Last year, researchers tried to re-examine the ideas outlined in Drucker's book, “Is There a Digital Art History?”, using Moretti's method and a new transformer-based visual model that can “learn” relationships between different data. “These systems can tell us much more about paintings than traditional computational methods could ever hope to achieve,” Offert said. He cited Diego Velázquez's 1656 painting “Las Meninas,” a masterpiece shortlisted for the most studied artwork in history, which he and Impett analyzed using their own model and found to have a striking similarity in composition to two 20th-century photographs by Robert Doisneau and Joel Meyerowitz.
The straightforward title of Impett and Offert's paper hints at their intentions—”There is a History of Digital Art”—but it also comes with an asterisk.

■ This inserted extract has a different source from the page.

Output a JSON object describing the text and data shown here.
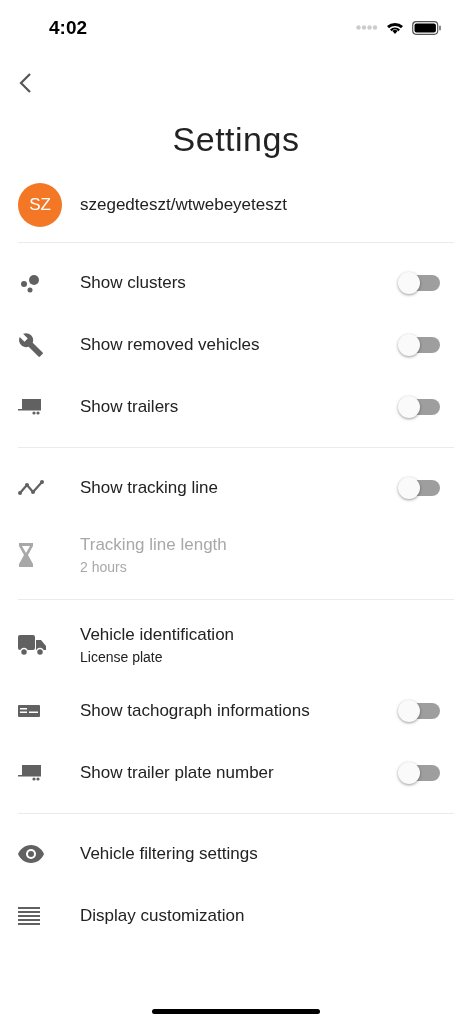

“This generation of models brings us closer to actual art historical research using machine learning, provided that we accept whatever these models are trained on,” Offert explained. In other words, these new machine learning models are only as accurate as what they are fed, and what is fed to them is only what art historians choose to digitize with all their human biases. “We can benefit from these new models, but at the same time,” Offert continued, “we must constantly criticize[them]and understand the limitations of that strangely mechanical visual culture.”
“These aren't magic machines; they come from somewhere,” Wasilewski said of these models. “We need to ask not only how these tools are applied, but where they come from, what data they were trained on, and what biases they might contain.”

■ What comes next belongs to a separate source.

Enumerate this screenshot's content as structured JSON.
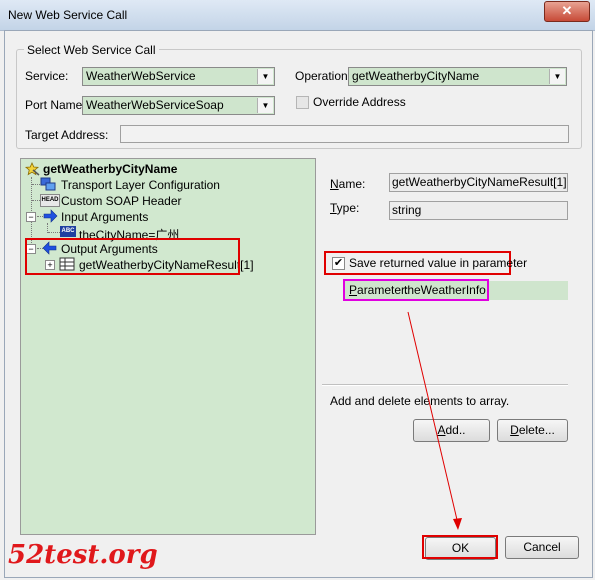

The brief spat with Brook and Ugair wasn't the only time Popovic's company's efforts were questioned: Last fall, about a month after Art Recognition published its findings on de Bressy Tondo, German art history professor Nils Büttner published a paper targeting the company's efforts and laying out a broader argument for the limitations of AI trained on digital images.
Popovich called Büttner's essay “very aggressive” and said its tone reflects the anxiety felt by many traditional experts when confronted with AI. “They feel that the technology is going to displace them, take their jobs.” But Popovich has come to see incidents like this as opportunities for dialogue, not as slander. “We've really made an effort to talk to them, because that's not true,” she said. “You need images to train AI, and those images come from catalogues raisonnés created by experts like Büttner. Their knowledge is “absolutely crucial,” Popovich added.
Earlier this year, Popovic teamed up with Büttner to write a research paper examining an old painting attributed to the 17th-century painter Anthony Van Dyck. The two approached the task in different ways. Büttner, a conventional historian, examined the painting himself and, after observing it against previous research, determined that the work was not made by the Baroque master, but by one of his apprentices in his workshop. Popovic, an AI expert with commercial interests, gathered images related to the artist, fed them into his model, and determined that there was a 79% chance that the painting was not made by the artist.
Two different methods, two similar conclusions. Traditionalists and technologists reached across ideological boundaries in the name of normal, productive dialogue. It was a simple gesture, but a meaningful one too. As Wasilewski points out, it is humans who design these systems, not the other way around. And the dialogue about how to use them is really just beginning. When it comes to the development of AI, she said, “we in the arts and art history fields need to be part of this conversation.”